Genre: Romance, Social
Cast: Luv Sinha, Ferena Wazeir, Rekha, Shabana Azmi, Hema Malini, Rishi Kapoor
Director: Raj Kanwar
Crazy comedies, hi-fi action flicks and too much of candy-floss is what appeals to the junta these days. A simple tale set in a rural background is not understood by all and is hardly welcomed. But Raj Kanwar returns with 'Sadiyaan' a rustic periodic tale that stars the very talented Hema Malini, Rekha and Rishi Kapoor along with Luv Sinha and Ferena both on debut.
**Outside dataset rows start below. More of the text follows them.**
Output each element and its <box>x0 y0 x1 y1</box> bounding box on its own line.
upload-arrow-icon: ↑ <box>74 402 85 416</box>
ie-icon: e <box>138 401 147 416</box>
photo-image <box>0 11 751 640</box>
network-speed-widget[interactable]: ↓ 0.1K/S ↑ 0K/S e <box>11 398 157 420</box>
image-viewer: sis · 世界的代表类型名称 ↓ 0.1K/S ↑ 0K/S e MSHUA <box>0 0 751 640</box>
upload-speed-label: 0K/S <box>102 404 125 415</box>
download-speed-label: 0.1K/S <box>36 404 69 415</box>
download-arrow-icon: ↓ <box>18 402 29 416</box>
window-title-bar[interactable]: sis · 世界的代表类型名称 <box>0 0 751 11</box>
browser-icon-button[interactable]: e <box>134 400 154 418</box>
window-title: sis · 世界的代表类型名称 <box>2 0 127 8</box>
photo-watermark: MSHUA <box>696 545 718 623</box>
While the promos have failed to create much of curiosity, the only hype surrounding the movie is the debut of veteran actor Shatrughan Sinha's son Luv Sinha.

With a Hindu-Muslim communal angle attached to it, Sadiyaan is divided into two parts - the first being the love story and the second is the reunion. During partition Benazir (Hema Malini) had to abandon her son and move to Pakistan. Meanwhile, Rajveer (Rishi Kapoor) and Amrit (Rekha) who migrate from Lahore to Amritsar find the child with none to take care of and hence they decide to raise the child and take shelter at Benazir's home. Year's pass by and the small boy is now a young smart lad Ishaan (Luv Sinah) who falls in love with a Muslim girl. Her parents oppose their union in the name of religion and then onwards begin the fight for love and the fight against religion.
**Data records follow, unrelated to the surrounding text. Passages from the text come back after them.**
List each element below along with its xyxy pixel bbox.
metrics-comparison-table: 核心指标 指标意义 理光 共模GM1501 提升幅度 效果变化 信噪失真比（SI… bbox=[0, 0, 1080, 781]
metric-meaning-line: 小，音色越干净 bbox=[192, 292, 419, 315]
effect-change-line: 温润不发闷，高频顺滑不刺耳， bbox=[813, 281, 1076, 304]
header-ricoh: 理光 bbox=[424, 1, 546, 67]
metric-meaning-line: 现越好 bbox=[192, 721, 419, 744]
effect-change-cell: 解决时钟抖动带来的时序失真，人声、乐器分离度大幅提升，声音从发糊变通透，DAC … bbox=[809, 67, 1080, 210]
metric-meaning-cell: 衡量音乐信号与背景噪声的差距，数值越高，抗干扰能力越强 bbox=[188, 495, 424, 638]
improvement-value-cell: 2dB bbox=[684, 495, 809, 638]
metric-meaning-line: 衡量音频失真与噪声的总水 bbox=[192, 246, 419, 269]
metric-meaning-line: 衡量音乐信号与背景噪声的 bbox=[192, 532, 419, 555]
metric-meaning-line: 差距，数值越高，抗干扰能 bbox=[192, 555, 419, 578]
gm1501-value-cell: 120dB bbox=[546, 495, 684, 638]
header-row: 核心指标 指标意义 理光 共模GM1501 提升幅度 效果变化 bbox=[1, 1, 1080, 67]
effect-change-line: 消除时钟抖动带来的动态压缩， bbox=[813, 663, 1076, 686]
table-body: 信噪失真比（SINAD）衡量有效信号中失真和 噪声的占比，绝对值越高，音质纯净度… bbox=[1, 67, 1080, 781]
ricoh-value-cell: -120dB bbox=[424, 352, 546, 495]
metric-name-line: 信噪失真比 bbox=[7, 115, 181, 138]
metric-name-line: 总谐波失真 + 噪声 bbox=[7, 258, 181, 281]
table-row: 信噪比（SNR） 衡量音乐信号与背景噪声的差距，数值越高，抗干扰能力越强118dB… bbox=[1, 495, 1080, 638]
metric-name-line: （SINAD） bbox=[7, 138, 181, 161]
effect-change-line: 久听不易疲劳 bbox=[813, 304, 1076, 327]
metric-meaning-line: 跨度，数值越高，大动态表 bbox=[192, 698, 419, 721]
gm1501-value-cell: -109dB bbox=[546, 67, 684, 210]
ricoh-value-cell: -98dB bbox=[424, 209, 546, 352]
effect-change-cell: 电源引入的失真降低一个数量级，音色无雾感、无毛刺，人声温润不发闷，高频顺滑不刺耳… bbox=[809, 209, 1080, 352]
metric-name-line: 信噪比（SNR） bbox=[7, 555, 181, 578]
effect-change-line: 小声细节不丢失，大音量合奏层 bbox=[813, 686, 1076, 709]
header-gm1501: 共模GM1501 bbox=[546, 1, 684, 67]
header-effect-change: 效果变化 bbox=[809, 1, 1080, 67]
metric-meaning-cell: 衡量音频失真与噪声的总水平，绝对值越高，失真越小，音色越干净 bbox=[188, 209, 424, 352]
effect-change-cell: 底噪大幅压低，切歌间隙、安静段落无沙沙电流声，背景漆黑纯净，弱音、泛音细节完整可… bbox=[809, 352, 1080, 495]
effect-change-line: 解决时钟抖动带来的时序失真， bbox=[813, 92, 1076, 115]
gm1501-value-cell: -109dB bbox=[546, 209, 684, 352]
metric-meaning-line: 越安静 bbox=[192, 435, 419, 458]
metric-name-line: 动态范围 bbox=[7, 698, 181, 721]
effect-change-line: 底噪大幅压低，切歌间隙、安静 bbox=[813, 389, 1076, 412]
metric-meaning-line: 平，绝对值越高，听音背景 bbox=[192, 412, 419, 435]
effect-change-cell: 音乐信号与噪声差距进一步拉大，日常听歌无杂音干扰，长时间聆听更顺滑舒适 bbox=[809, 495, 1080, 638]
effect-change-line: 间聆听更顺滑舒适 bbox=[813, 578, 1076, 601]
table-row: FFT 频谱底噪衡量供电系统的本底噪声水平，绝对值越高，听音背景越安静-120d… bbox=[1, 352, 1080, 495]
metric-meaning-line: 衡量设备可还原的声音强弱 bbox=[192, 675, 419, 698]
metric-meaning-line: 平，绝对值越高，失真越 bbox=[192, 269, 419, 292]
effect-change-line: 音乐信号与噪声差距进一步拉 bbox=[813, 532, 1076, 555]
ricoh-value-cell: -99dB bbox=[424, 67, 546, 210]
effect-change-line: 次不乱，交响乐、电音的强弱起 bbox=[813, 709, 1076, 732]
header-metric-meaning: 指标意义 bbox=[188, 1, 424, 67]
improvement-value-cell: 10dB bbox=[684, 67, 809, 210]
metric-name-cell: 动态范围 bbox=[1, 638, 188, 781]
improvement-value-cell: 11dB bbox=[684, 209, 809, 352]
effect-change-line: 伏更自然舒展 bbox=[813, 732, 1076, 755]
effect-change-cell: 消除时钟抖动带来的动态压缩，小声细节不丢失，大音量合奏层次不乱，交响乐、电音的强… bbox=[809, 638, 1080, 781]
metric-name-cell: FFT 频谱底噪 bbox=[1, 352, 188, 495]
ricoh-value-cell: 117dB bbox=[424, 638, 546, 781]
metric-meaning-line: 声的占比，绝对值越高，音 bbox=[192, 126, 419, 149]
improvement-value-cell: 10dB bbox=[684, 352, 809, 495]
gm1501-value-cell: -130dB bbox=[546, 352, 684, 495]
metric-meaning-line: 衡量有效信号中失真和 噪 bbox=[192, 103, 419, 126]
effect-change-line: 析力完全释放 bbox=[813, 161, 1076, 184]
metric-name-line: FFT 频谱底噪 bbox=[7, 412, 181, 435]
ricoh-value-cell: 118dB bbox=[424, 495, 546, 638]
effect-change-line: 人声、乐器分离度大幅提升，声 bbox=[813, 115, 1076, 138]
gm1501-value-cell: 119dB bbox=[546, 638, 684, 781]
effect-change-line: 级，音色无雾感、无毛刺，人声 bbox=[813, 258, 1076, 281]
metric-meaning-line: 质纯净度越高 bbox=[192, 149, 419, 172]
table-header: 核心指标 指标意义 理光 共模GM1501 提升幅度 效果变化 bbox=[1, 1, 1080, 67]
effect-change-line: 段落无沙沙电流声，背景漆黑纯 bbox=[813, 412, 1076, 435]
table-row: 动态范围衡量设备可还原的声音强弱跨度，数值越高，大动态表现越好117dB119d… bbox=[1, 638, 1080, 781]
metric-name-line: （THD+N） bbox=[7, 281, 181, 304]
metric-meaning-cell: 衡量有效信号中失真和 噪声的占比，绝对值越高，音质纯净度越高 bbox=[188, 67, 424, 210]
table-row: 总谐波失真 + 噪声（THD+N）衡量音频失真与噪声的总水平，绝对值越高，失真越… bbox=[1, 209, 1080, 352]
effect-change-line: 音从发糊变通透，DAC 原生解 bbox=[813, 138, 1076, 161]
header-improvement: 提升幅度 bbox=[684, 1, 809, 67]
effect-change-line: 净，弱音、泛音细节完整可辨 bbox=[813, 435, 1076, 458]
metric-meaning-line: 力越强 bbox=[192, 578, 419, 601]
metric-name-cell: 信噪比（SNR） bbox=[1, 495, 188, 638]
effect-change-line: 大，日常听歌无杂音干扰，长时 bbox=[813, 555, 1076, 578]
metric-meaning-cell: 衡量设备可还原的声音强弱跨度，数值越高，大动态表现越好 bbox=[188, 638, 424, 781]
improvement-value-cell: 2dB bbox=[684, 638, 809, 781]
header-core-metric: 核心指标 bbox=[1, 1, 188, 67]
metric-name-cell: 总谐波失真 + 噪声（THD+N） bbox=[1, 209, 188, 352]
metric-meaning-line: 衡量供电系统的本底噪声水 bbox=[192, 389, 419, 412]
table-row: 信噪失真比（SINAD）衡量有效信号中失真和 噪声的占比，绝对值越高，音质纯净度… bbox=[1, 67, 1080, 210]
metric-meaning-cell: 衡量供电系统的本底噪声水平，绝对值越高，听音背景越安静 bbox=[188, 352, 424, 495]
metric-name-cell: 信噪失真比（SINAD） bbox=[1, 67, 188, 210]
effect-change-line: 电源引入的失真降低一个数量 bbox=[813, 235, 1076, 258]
Sadiyaan with its old world charm is high on emotions and melodrama which is a big no for the multiplex audience today. The movie packed with all the ingredients of a 70's flick brags too much about Punjab, lacks realism, is overtly stretched and hence dreadful to sit through. Despite this, the very reliable star cast doesn't live up to the expectations putting across dull lifeless performances.

The first half of the movie is spent mostly on the young couple - the hero riding a horse in slow motion making his grand entry, heroine stroking her cheeks with a flower and giving petty looks at him, their impetus love songs running around trees, all of this just evokes a big yawn. The second half has something better to offer with few well acted and executed emotional scenes and just when you expect the ongoing to get better, the writing begins to stagger leading to a sloppy climax. Dialogues are clichéd and filled with way too many Punjabi stereotypical words. Cinematography is okay but the locales are amazing. Music by Adnan Sami lacks melody.

Hema Malini manages to put across a decent performance. While Rishi and Rekha look great together, their performance is strictly okay. Rekha could do with less make up for a change.

Nobie's Luv Sinha and Ferena need no words of mention. They ham with consistency. Luv Sinha neither gets his diction nor his looks right. He looks camera coy and definitely needs to take acting lessons before he ventures into anything new. Ferena looks pretty but is woody when it comes to showing emotions and gets her dialogue delivery horribly wrong.